De godsdienst van de Bijbel, die getuigt van liefde, goedheid en barmhartigheid, wordt door bijgeloof verduisterd en gehuld in verschrikkingen. Als we nagaan welke valse voorstelling van Gods karakter Satan aan de mensen geeft, is het niet verwonderlijk dat onze barmhartige Schepper wordt gevreesd en zelfs gehaat.

Veel mensen die de leer van de eeuwig pijniging weerzinwekkend vinden worden tot de tegen­overgestelde dwaling gedreven. Ze stellen vast dat de Bijbel zegt dat God een God van liefde en barmhartigheid is, en kunnen niet aannemen dat Hij zijn schepselen aan de vlammen van een eeuwig brandende hel zal prijsgeven. Daar zij denken dat de ziel onsterfelijk is, komen ze onvermijdelijk tot de conclusie dat alle mensen uiteindelijk zalig zullen worden. Velen beschouwen de bedreigingen van de Bijbel slechts als een middel om de mensen door vrees tot gehoorzaamheid te brengen. Ze zullen volgens hen echter nooit letterlijk worden uitgevoerd.
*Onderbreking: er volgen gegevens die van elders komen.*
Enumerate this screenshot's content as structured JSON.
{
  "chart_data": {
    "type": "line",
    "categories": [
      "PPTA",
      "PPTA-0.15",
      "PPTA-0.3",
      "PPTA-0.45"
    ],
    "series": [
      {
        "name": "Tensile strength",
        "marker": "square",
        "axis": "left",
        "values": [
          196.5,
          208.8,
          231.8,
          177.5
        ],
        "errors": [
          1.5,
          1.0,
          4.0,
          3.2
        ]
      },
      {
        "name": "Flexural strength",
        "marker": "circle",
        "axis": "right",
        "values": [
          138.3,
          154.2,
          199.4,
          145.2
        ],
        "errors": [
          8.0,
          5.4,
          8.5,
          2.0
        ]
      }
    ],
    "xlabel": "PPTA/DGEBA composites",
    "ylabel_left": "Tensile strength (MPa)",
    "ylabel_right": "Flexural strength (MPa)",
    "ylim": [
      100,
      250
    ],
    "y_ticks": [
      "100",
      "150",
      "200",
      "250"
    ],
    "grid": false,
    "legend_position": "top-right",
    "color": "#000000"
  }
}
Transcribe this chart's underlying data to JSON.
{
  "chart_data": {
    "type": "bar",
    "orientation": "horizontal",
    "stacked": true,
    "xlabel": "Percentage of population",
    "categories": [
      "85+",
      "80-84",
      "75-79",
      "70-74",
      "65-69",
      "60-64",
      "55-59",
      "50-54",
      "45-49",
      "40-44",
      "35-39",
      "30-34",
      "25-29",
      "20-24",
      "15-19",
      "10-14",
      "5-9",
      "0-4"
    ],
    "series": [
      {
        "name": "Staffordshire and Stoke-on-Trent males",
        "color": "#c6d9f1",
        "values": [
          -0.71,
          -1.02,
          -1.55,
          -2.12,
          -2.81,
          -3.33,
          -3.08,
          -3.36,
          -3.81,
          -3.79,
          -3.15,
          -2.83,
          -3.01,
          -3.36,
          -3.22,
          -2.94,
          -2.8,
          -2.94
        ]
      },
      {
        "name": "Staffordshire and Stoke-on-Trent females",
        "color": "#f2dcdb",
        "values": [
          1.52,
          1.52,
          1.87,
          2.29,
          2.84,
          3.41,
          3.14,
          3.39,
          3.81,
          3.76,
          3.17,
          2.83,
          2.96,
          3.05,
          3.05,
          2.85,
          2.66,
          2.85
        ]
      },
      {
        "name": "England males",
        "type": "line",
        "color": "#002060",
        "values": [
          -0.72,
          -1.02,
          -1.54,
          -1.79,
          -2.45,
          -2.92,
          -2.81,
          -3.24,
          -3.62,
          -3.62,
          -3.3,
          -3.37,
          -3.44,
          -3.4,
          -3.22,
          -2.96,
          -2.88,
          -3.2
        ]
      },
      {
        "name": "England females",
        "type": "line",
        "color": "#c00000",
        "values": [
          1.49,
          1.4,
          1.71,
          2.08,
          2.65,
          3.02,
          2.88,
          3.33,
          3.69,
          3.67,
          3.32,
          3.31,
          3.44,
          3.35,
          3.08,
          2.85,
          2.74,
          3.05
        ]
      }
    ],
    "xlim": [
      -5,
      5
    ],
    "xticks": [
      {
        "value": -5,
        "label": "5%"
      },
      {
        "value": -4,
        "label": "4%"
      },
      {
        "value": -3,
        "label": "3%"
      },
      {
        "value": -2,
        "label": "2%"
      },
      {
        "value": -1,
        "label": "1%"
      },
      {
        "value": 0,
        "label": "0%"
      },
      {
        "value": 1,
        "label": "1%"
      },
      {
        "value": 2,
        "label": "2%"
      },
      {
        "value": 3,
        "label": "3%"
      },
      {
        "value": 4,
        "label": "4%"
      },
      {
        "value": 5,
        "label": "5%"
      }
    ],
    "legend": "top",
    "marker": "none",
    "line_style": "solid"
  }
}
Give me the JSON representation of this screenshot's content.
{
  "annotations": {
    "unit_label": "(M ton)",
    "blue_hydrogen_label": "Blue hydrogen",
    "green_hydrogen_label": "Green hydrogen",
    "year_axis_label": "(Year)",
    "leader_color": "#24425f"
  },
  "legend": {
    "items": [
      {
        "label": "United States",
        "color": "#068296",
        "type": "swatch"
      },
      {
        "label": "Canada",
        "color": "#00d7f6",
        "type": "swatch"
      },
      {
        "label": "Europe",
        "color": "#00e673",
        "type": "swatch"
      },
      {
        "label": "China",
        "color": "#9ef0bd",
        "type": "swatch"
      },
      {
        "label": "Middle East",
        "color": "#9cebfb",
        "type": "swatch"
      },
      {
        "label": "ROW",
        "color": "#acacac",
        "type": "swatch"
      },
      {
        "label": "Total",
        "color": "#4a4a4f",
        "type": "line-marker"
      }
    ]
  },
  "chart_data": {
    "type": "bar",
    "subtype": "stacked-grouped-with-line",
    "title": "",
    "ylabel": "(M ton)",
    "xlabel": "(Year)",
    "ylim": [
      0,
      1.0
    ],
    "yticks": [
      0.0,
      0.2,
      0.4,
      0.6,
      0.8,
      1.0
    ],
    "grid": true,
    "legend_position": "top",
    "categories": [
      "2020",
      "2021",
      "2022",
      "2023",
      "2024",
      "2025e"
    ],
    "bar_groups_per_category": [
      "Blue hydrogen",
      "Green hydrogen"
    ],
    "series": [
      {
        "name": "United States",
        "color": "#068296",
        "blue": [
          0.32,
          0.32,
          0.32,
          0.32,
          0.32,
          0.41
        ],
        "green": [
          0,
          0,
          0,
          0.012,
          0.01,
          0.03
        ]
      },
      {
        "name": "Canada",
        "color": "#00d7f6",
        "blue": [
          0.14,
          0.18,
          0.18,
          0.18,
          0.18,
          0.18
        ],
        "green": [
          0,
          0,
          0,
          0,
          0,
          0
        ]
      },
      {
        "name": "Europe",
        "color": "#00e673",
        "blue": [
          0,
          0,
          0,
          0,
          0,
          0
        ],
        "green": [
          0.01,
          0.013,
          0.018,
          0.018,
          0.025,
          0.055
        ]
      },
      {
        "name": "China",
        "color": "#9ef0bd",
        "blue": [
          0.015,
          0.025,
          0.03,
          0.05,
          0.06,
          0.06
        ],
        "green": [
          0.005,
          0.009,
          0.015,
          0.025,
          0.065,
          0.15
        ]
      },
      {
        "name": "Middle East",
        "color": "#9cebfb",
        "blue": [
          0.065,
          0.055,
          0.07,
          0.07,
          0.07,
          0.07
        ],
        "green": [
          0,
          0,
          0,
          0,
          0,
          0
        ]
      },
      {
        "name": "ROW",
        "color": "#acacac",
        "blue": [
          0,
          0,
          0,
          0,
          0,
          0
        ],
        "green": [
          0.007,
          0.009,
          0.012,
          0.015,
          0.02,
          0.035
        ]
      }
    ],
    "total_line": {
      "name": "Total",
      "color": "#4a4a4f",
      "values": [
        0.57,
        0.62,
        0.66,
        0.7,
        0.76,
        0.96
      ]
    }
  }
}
De zondaar kan zich dan overgeven aan zijn zelfzuchtig genot, hoeft helemaal geen oog te hebben voor Gods eisen en kan er toch op hopen dat God hem uiteindelijk zal aannemen. Zo'n leer die ervan uitgaat dat God wel barmhartig, maar niet tegelijkertijd rechtvaardig is, valt in de smaak bij de vleselijke mens en stijft de goddelozen in hun ongerechtigheid. Als het waar was dat de zielen van alle mensen onmiddellijk na de dood naar de hemel gingen, zouden wij de dood boven het leven moeten verkiezen. Velen hebben onder invloed van deze opvatting een eind aan hun leven gemaakt.

God heeft genoeg bewijzen in zijn Woord gegeven dat Hij de over­treders van zijn wet zal straffen. Zij die zichzelf vleien met de gedachte dat Hij te barmhartig is om het vonnis over de zondaar ten uitvoer te brengen, hoeven maar een blik te werpen op het kruis van Golgótha. De dood van de zondeloze Zoon van God toont aan dat "het loon dat de zonde geeft de dood is" en dat er op elke overtreding van Gods wet een rechtvaardige straf volgt.

Christus die zonder zonde was, is voor de mens tot zonde gemaakt. Hij droeg de straf voor de overtreding en ook het verdriet dat het aangezicht van zijn Vader verborgen bleef tot zijn hart was gebroken en zijn leven was verbrijzeld. Dit grote offer werd gebracht opdat zondaren verlost zouden kunnen worden. Er was geen andere manier om de mens te bevrijden van de straf der zonde. Iedereen die weigert te delen in de verzoening waarvoor zo'n hoge prijs is betaald, zal zijn eigen schuld en de straf voor de overtreding zelf moeten dragen.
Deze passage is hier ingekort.